May 30, 2011 8:13 AM
 

Rajat Aditya said:

Availing the EPF facility depends on the Employeer. But any one can join PPF.

May 31, 2011 11:33 AM
 

Ishita said:

Read - VPF vs PPF – Who’s better in Investmentbazar

June 4, 2011 2:21 PM
 

Ishita said:

Employee Provident Fund (EPF) and Public Provident Fund (PPF) are retirement investment instruments mainly aimed at long term investments. Before you understand which is better between EPF and PPF, you should know what are EPF and PPF.
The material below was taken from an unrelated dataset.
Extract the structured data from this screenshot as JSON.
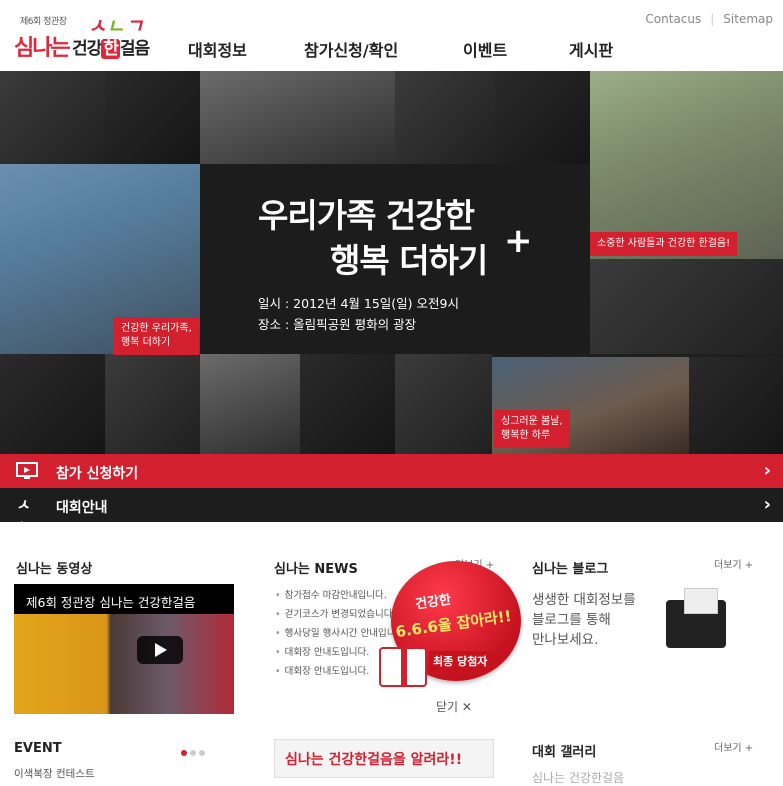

Read - INVESTMENTBAZAR for more information on EPF vs PPF – Which is a better option

June 4, 2011 2:23 PM
 

Vijay said:

Hi all, I can suggest this way..

1. If u r any employee then your EPF will done by default...so it is ur interest to take PPF or not.

2. If ur a business man u wont have EPF, so u can invest in PPF..for long term which is best option and no tax on savings:)
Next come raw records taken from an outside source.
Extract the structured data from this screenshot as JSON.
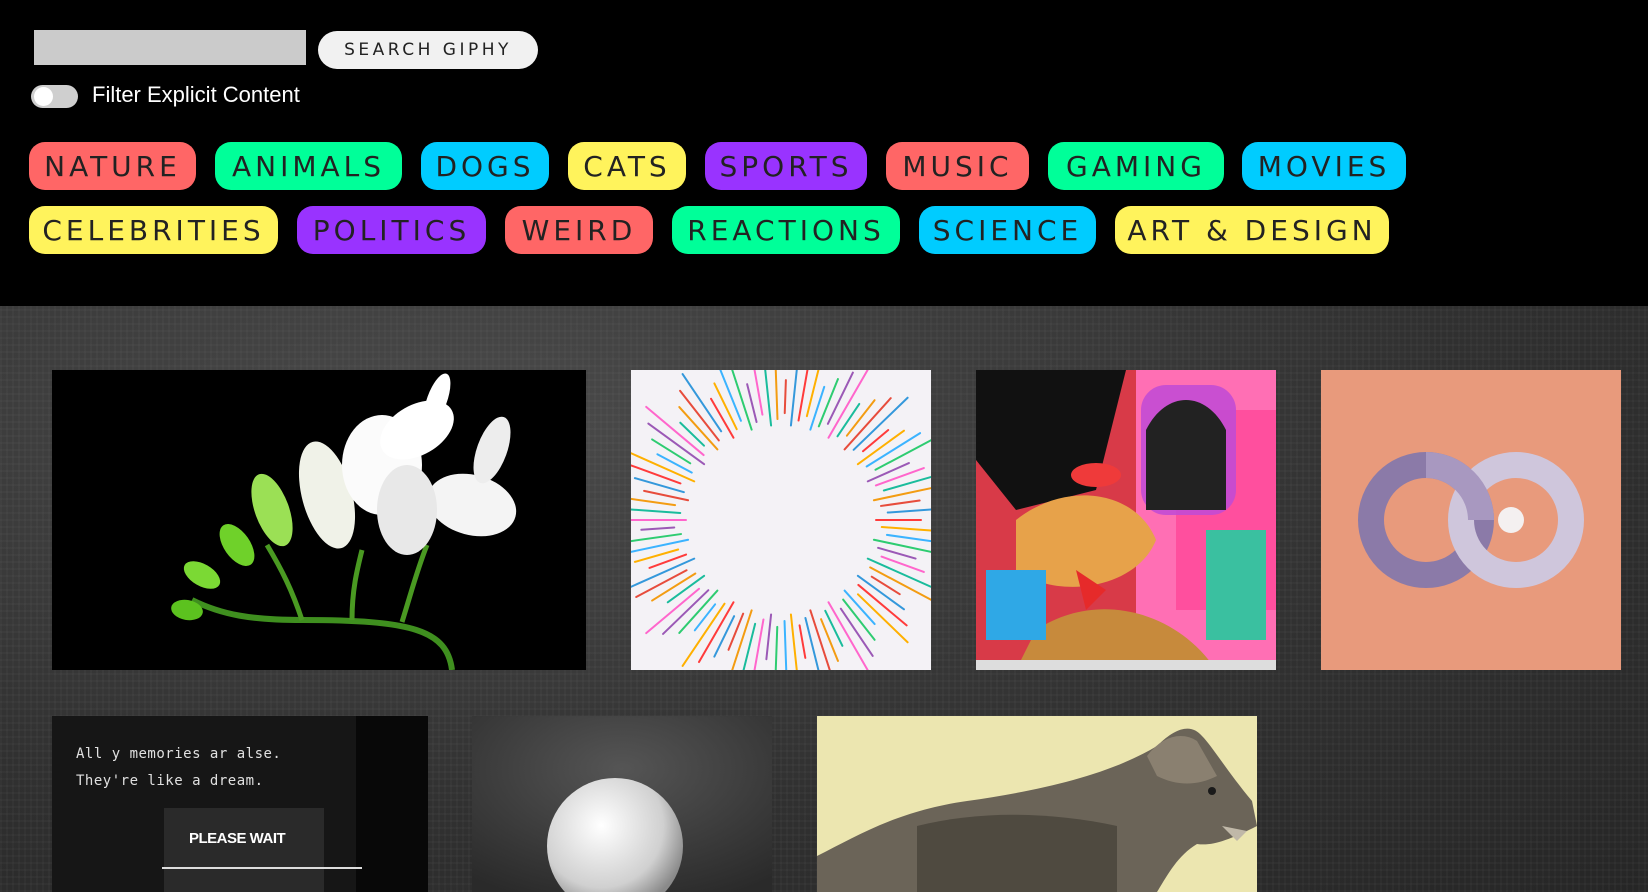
{
  "search": {
    "input_value": "",
    "input_placeholder": "",
    "button_label": "SEARCH GIPHY"
  },
  "filter": {
    "label": "Filter Explicit Content",
    "enabled": false
  },
  "tags": [
    {
      "label": "NATURE",
      "color": "#ff6666"
    },
    {
      "label": "ANIMALS",
      "color": "#00ff99"
    },
    {
      "label": "DOGS",
      "color": "#00ccff"
    },
    {
      "label": "CATS",
      "color": "#fff35c"
    },
    {
      "label": "SPORTS",
      "color": "#9933ff"
    },
    {
      "label": "MUSIC",
      "color": "#ff6666"
    },
    {
      "label": "GAMING",
      "color": "#00ff99"
    },
    {
      "label": "MOVIES",
      "color": "#00ccff"
    },
    {
      "label": "CELEBRITIES",
      "color": "#fff35c"
    },
    {
      "label": "POLITICS",
      "color": "#9933ff"
    },
    {
      "label": "WEIRD",
      "color": "#ff6666"
    },
    {
      "label": "REACTIONS",
      "color": "#00ff99"
    },
    {
      "label": "SCIENCE",
      "color": "#00ccff"
    },
    {
      "label": "ART & DESIGN",
      "color": "#fff35c"
    }
  ],
  "gifs": {
    "dream": {
      "line1": "All y  memories ar  alse.",
      "line2": "They're like a dream.",
      "please_wait": "PLEASE WAIT"
    }
  },
  "colors": {
    "header_bg": "#000000",
    "search_input_bg": "#cbcbcb",
    "search_button_bg": "#f1f1f1"
  }
}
PPF: 1. if u have SBI savings account u can take PPF a/c from SBI

2. Can deposit amount upto 70000.00 in a Financial year and not more than 12 deposits in a year.

3. Advantage: U can transfer ur online sbi a/c to PPF a/c.

4. Disadvantge is no online banking for PPF, v get Passbook only.

I think 1 must have PPF to have Disciplain invstement.

thanks to all

June 9, 2011 2:52 AM
 

amit3880 said:

Great and simple Explaination..!

June 23, 2011 6:13 AM
 

tapas said:

I am planning to buy a apartment. For that I need 17 lakhs loan. Now I can have this in 2 ways – (A) Home loan [Full amount] and (B) Home loan (partly) & PPF ( partly)

My questions are:

1) which is best – option A or B

2) If B is Best. How much to take home loan so to avail best Tax benefit and also to reduce the pain to raising interest rate

3) Floating or Fixed Home loan is better?